Benchmark revisions are corrections to CES estimates based on the Quarterly Census of Employment and Wages (QCEW). The QCEW has nearly complete response, so we can use it to assess nonresponse bias in the CES. The BLS didn’t see that establishment size was a big contributor to nonresponse bias, despite the sample having larger firms. It seems that X (size) is associated with R (response) “a sample heavily weighted toward large firms”. But if X isn’t a big contributor to nonresponse bias then does that mean it is not associated with Y (jobs) ? This confuses me.

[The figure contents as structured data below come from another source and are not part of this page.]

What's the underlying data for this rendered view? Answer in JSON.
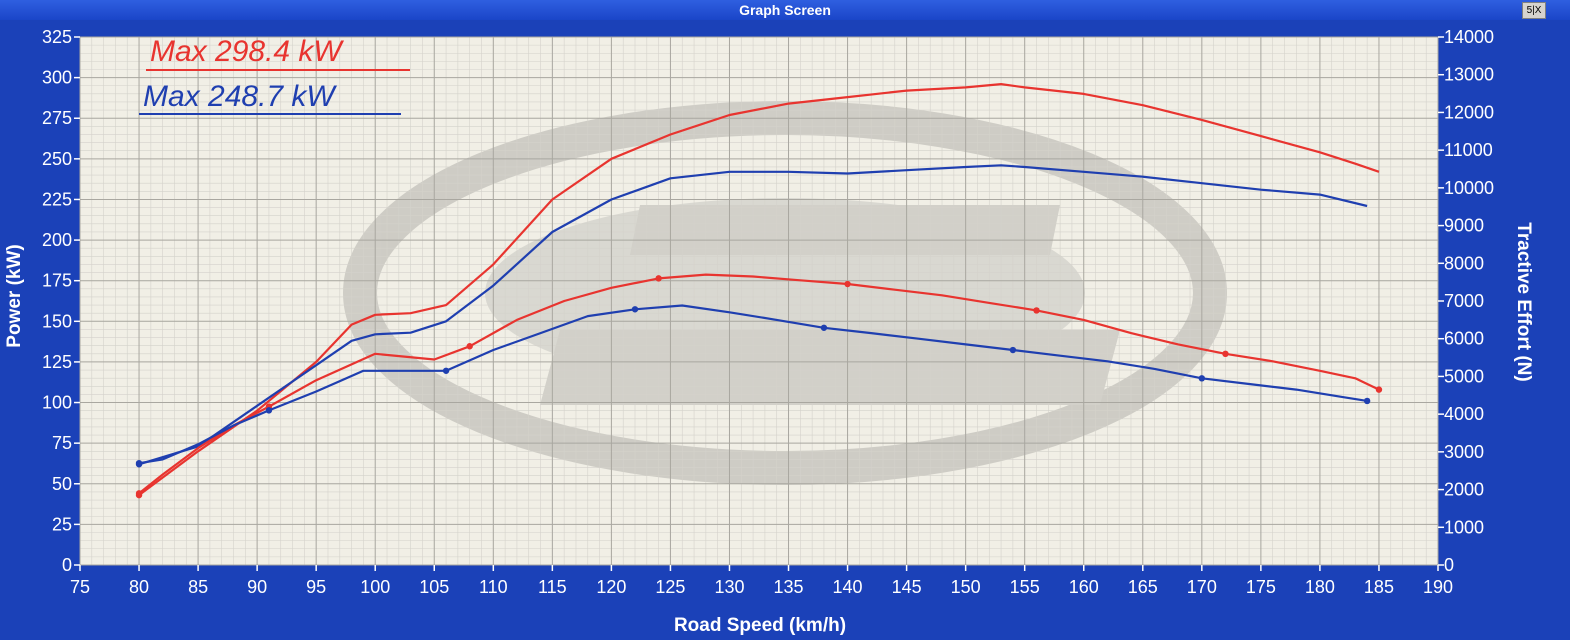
{
  "window": {
    "title": "Graph Screen",
    "restore_button": "5|X"
  },
  "chart_data": {
    "type": "line",
    "xlabel": "Road Speed (km/h)",
    "ylabel": "Power (kW)",
    "y2label": "Tractive Effort (N)",
    "xlim": [
      75,
      190
    ],
    "ylim": [
      0,
      325
    ],
    "y2lim": [
      0,
      14000
    ],
    "x_ticks": [
      75,
      80,
      85,
      90,
      95,
      100,
      105,
      110,
      115,
      120,
      125,
      130,
      135,
      140,
      145,
      150,
      155,
      160,
      165,
      170,
      175,
      180,
      185,
      190
    ],
    "y_ticks": [
      0,
      25,
      50,
      75,
      100,
      125,
      150,
      175,
      200,
      225,
      250,
      275,
      300,
      325
    ],
    "y2_ticks": [
      0,
      1000,
      2000,
      3000,
      4000,
      5000,
      6000,
      7000,
      8000,
      9000,
      10000,
      11000,
      12000,
      13000,
      14000
    ],
    "grid": true,
    "annotations": [
      {
        "text": "Max 298.4 kW",
        "color": "#e8342f"
      },
      {
        "text": "Max 248.7 kW",
        "color": "#1f3fb0"
      }
    ],
    "series": [
      {
        "color": "#e8342f",
        "axis": "left",
        "kind": "power",
        "x": [
          80,
          85,
          90,
          95,
          98,
          100,
          103,
          106,
          110,
          115,
          120,
          125,
          130,
          135,
          140,
          145,
          150,
          153,
          155,
          160,
          165,
          170,
          175,
          180,
          183,
          185
        ],
        "y": [
          43,
          70,
          95,
          125,
          148,
          154,
          155,
          160,
          185,
          225,
          250,
          265,
          277,
          284,
          288,
          292,
          294,
          296,
          294,
          290,
          283,
          274,
          264,
          254,
          247,
          242
        ]
      },
      {
        "color": "#1f3fb0",
        "axis": "left",
        "kind": "power",
        "x": [
          80,
          85,
          90,
          95,
          98,
          100,
          103,
          106,
          110,
          115,
          120,
          125,
          130,
          135,
          140,
          145,
          150,
          153,
          155,
          160,
          165,
          170,
          175,
          180,
          184
        ],
        "y": [
          62,
          73,
          98,
          123,
          138,
          142,
          143,
          150,
          172,
          205,
          225,
          238,
          242,
          242,
          241,
          243,
          245,
          246,
          245,
          242,
          239,
          235,
          231,
          228,
          221
        ]
      },
      {
        "color": "#e8342f",
        "axis": "right",
        "kind": "tractive_effort",
        "x": [
          80,
          82,
          85,
          88,
          91,
          95,
          100,
          105,
          108,
          112,
          116,
          120,
          124,
          128,
          132,
          136,
          140,
          144,
          148,
          152,
          156,
          160,
          164,
          168,
          172,
          176,
          180,
          183,
          185
        ],
        "y": [
          1900,
          2400,
          3100,
          3700,
          4200,
          4900,
          5600,
          5450,
          5800,
          6500,
          7000,
          7350,
          7600,
          7700,
          7650,
          7550,
          7450,
          7300,
          7150,
          6950,
          6750,
          6500,
          6150,
          5850,
          5600,
          5400,
          5150,
          4950,
          4650
        ]
      },
      {
        "color": "#1f3fb0",
        "axis": "right",
        "kind": "tractive_effort",
        "x": [
          80,
          82,
          85,
          88,
          91,
          95,
          99,
          103,
          106,
          110,
          114,
          118,
          122,
          126,
          130,
          134,
          138,
          142,
          146,
          150,
          154,
          158,
          162,
          166,
          170,
          174,
          178,
          182,
          184
        ],
        "y": [
          2700,
          2800,
          3200,
          3700,
          4100,
          4600,
          5150,
          5150,
          5150,
          5700,
          6150,
          6600,
          6780,
          6880,
          6700,
          6500,
          6290,
          6150,
          6000,
          5850,
          5700,
          5550,
          5400,
          5200,
          4950,
          4800,
          4650,
          4450,
          4350
        ]
      }
    ]
  }
}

If X is associated with R but not Y then X is what Kuh et al 2023 Table 1 calls “inconsequential”:
Their table was inspired by Little and Vartivarian 2005 Table 1, which warns that adjusting for such an X can increase variance:
We discussed sparsified MRP as a way to avoid this increase in variance. Indeed, Little and Vartivarian 2005 conclude:
A more sophisticated approach is to apply random-effects models to shrink the weights, with more shrinkage for outcomes that are not strongly related to the covariates (e.g., Elliott and Little 2000). A flexible alternative to this approach is imputation based on prediction models…
Steve Mance (BLS) continues:
-
We have found that stratifying the estimation structure by detailed industry is the most important dimension in maintaining the ignorable nonresponse assumption you noted from Copeland (2003). Within the given broad, allocation industries, we have found a great deal of heterogeneity across—and relative homogeneity within—detailed industries in terms of relative job growth and response propensity. Construction is a notable exception where there is greater geographic heterogeneity, which is accounted for in the estimation cell structure.
This makes sense. They’ve found that detailed industry is most important for reducing bias.
It is certainly plausible that including information such as size and state in weight adjustments or imputation could reduce nonresponse error, and BLS is currently researching more directly accounting for nonresponse in CES using state, size, and other information. That said, previous work incorporating size and other characteristics in nonresponse adjustments, such as Copeland and Valliant (2007), did not yield significant improvements to aggregate revisions in CES.
This is reiterating the point above, the BLS didn’t see that establishment size was a big contributer to nonresponse bias. And they are continuing to research this.